Agent structure (only create subfolders that are needed):

{skill-name}/
├── SKILL.md               # Persona, activation, capability routing
├── references/            # Progressive disclosure content
│   ├── {capability}.md    # Each internal capability prompt
│   ├── memory-system.md   # Memory discipline (if sidecar)
│   ├── init.md            # First-run onboarding (if sidecar)
│   ├── autonomous-wake.md # Headless activation (if headless)
│   └── save-memory.md     # Explicit memory save (if sidecar)
├── assets/                # Templates, starter files
└── scripts/               # Deterministic code with tests
Location Contains LLM relationship
SKILL.md Persona, activation, routing LLM identity and router
./references/ Capability prompts, reference data Loaded on demand
./assets/ Templates, starter files Copied/transformed into output
./scripts/ Python, shell scripts with tests Invoked for deterministic operations

Activation guidance for built agents:

Activation is a single flow regardless of mode. It should:

  • Load config and resolve values (with defaults)
  • Load sidecar index.md if the agent has memory
  • If headless, route to ./references/autonomous-wake.md
  • If interactive, greet the user and continue from memory context or offer capabilities

If the built agent includes scripts, also load ./references/script-standards.md — ensures PEP 723 metadata, correct shebangs, and uv run invocation from the start.
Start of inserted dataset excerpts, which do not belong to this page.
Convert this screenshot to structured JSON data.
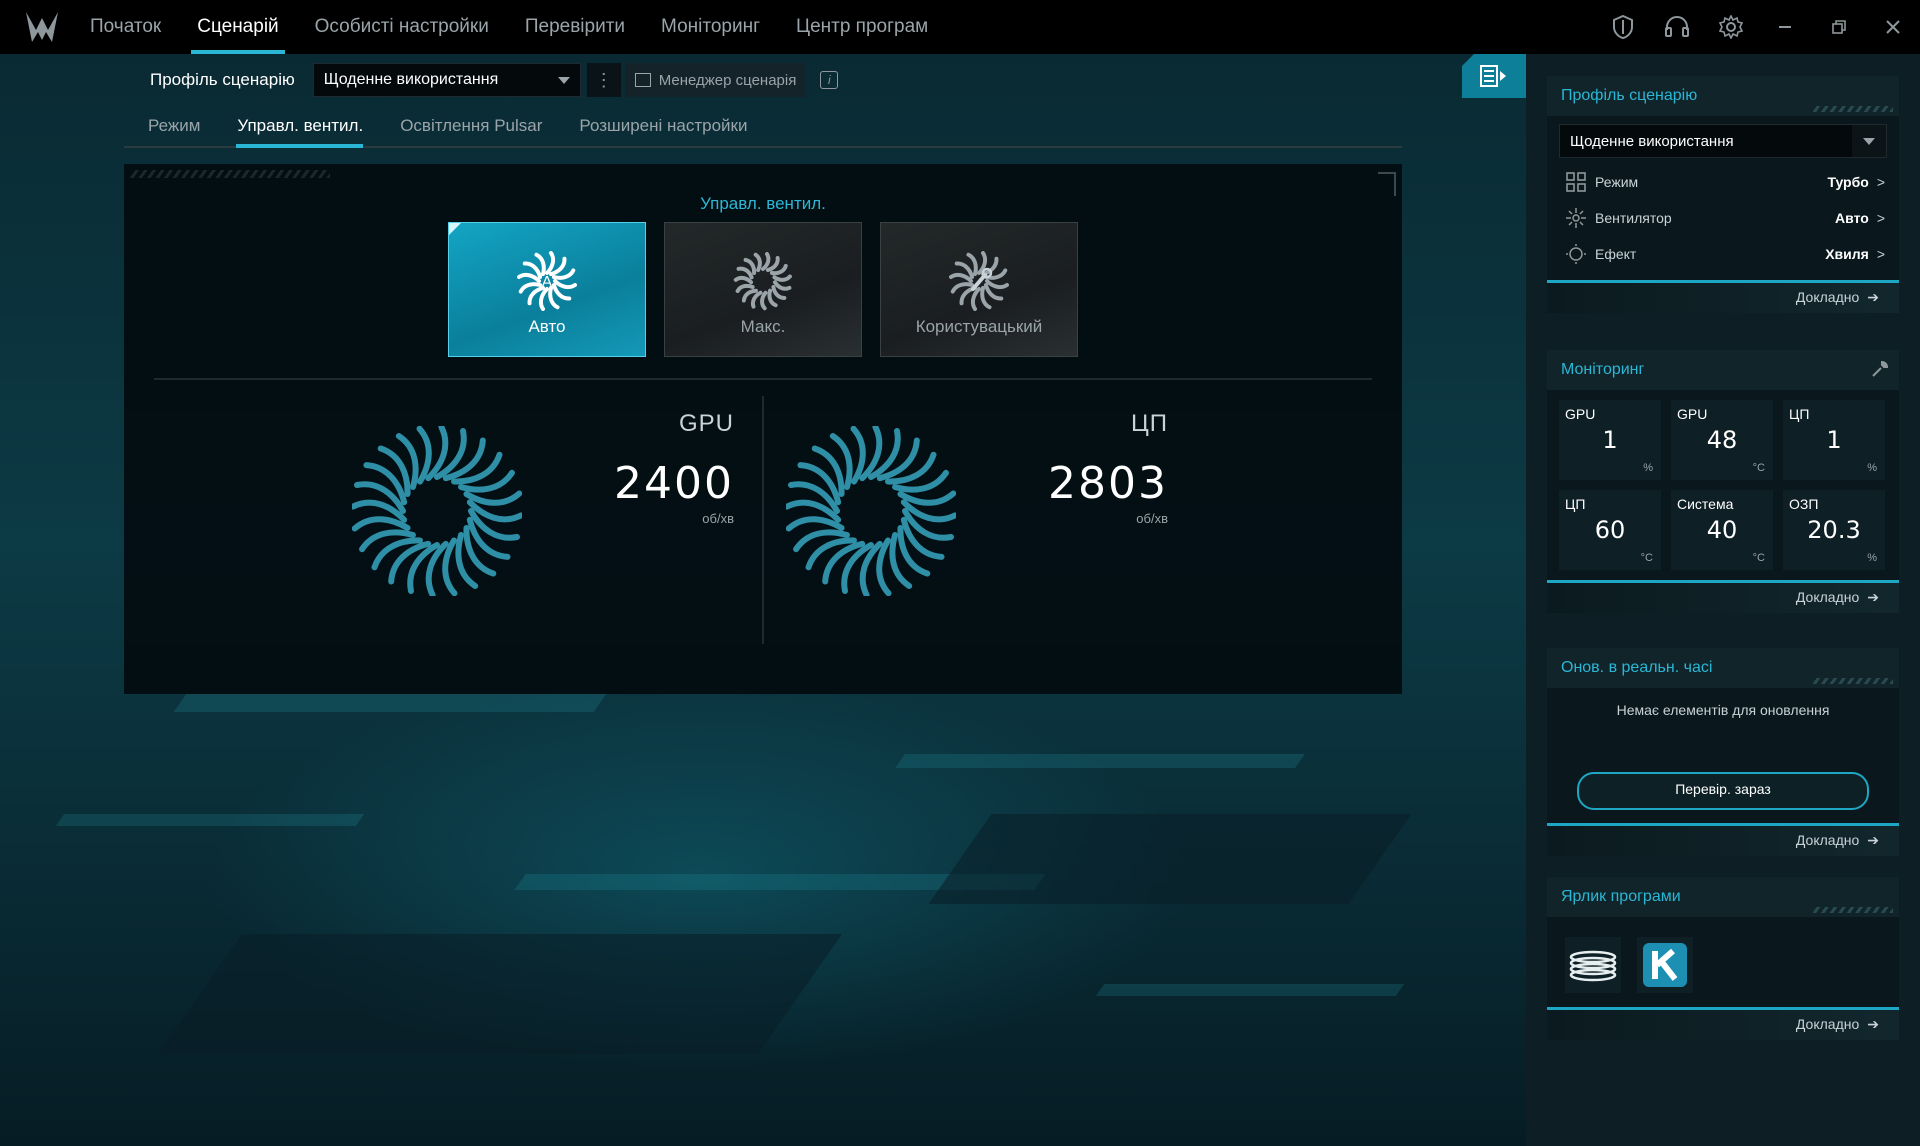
{
  "nav": {
    "items": [
      "Початок",
      "Сценарій",
      "Особисті настройки",
      "Перевірити",
      "Моніторинг",
      "Центр програм"
    ],
    "active_index": 1
  },
  "window_controls": [
    "shield-icon",
    "headset-icon",
    "settings-icon",
    "minimize-icon",
    "restore-icon",
    "close-icon"
  ],
  "profile": {
    "label": "Профіль сценарію",
    "selected": "Щоденне використання",
    "manager_label": "Менеджер сценарія",
    "info_glyph": "i"
  },
  "tabs": {
    "items": [
      "Режим",
      "Управл. вентил.",
      "Освітлення Pulsar",
      "Розширені настройки"
    ],
    "active_index": 1
  },
  "fan_control": {
    "title": "Управл. вентил.",
    "modes": [
      {
        "label": "Авто",
        "icon": "fan-auto-icon",
        "active": true
      },
      {
        "label": "Макс.",
        "icon": "fan-max-icon",
        "active": false
      },
      {
        "label": "Користувацький",
        "icon": "fan-custom-icon",
        "active": false
      }
    ],
    "fans": [
      {
        "name": "GPU",
        "rpm": "2400",
        "unit": "об/хв"
      },
      {
        "name": "ЦП",
        "rpm": "2803",
        "unit": "об/хв"
      }
    ]
  },
  "sidebar": {
    "profile_card": {
      "title": "Профіль сценарію",
      "selected": "Щоденне використання",
      "rows": [
        {
          "name": "Режим",
          "value": "Турбо",
          "icon": "grid-icon"
        },
        {
          "name": "Вентилятор",
          "value": "Авто",
          "icon": "fan-icon"
        },
        {
          "name": "Ефект",
          "value": "Хвиля",
          "icon": "sun-icon"
        }
      ],
      "more": "Докладно"
    },
    "monitoring_card": {
      "title": "Моніторинг",
      "cells": [
        {
          "label": "GPU",
          "value": "1",
          "unit": "%"
        },
        {
          "label": "GPU",
          "value": "48",
          "unit": "°C"
        },
        {
          "label": "ЦП",
          "value": "1",
          "unit": "%"
        },
        {
          "label": "ЦП",
          "value": "60",
          "unit": "°C"
        },
        {
          "label": "Система",
          "value": "40",
          "unit": "°C"
        },
        {
          "label": "ОЗП",
          "value": "20.3",
          "unit": "%"
        }
      ],
      "more": "Докладно"
    },
    "realtime_card": {
      "title": "Онов. в реальн. часі",
      "message": "Немає елементів для оновлення",
      "button": "Перевір. зараз",
      "more": "Докладно"
    },
    "shortcut_card": {
      "title": "Ярлик програми",
      "apps": [
        "app-shortcut-1-icon",
        "app-shortcut-k-icon"
      ],
      "more": "Докладно"
    }
  },
  "colors": {
    "accent": "#2ab7d6",
    "active_button": "#13a5c4",
    "background": "#0a2a33"
  }
}
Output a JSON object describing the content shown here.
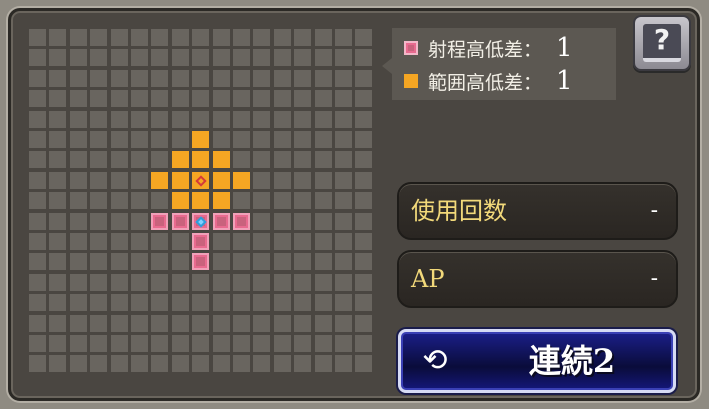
{
  "legend": {
    "range_height": {
      "label": "射程高低差：",
      "value": "1",
      "color": "#e86a8f"
    },
    "area_height": {
      "label": "範囲高低差：",
      "value": "1",
      "color": "#f5a623"
    }
  },
  "help_button": {
    "icon": "question-book-icon",
    "glyph": "?"
  },
  "stats": {
    "uses": {
      "label": "使用回数",
      "value": "-"
    },
    "ap": {
      "label": "AP",
      "value": "-"
    }
  },
  "chain_button": {
    "icon": "cycle-arrows-icon",
    "glyph": "⟲",
    "label": "連続2"
  },
  "grid": {
    "size": 17,
    "area_cells": [
      [
        8,
        5
      ],
      [
        7,
        6
      ],
      [
        8,
        6
      ],
      [
        9,
        6
      ],
      [
        6,
        7
      ],
      [
        7,
        7
      ],
      [
        8,
        7
      ],
      [
        9,
        7
      ],
      [
        10,
        7
      ],
      [
        7,
        8
      ],
      [
        8,
        8
      ],
      [
        9,
        8
      ]
    ],
    "range_cells": [
      [
        6,
        9
      ],
      [
        7,
        9
      ],
      [
        8,
        9
      ],
      [
        9,
        9
      ],
      [
        10,
        9
      ],
      [
        8,
        10
      ],
      [
        8,
        11
      ]
    ],
    "caster_cell": [
      8,
      9
    ],
    "target_cell": [
      8,
      7
    ]
  }
}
Lint gate — after building, validate and auto-fix:

If subagents available, delegate lint-fix to a subagent. Otherwise run inline.

  1. Run both lint scripts in parallel:
    python3 ./scripts/scan-path-standards.py {skill-path}
    python3 ./scripts/scan-scripts.py {skill-path}
    
  2. Fix high/critical findings and re-run (up to 3 attempts per script)
  3. Run unit tests if scripts exist in the built skill

Phase 6: Summary

Present what was built: location, structure, first-run behavior, capabilities.

Run unit tests if scripts exist. Remind user to commit before quality analysis.

Offer quality analysis: Ask if they'd like a Quality Analysis to identify opportunities. If yes, load quality-analysis.md with the agent path.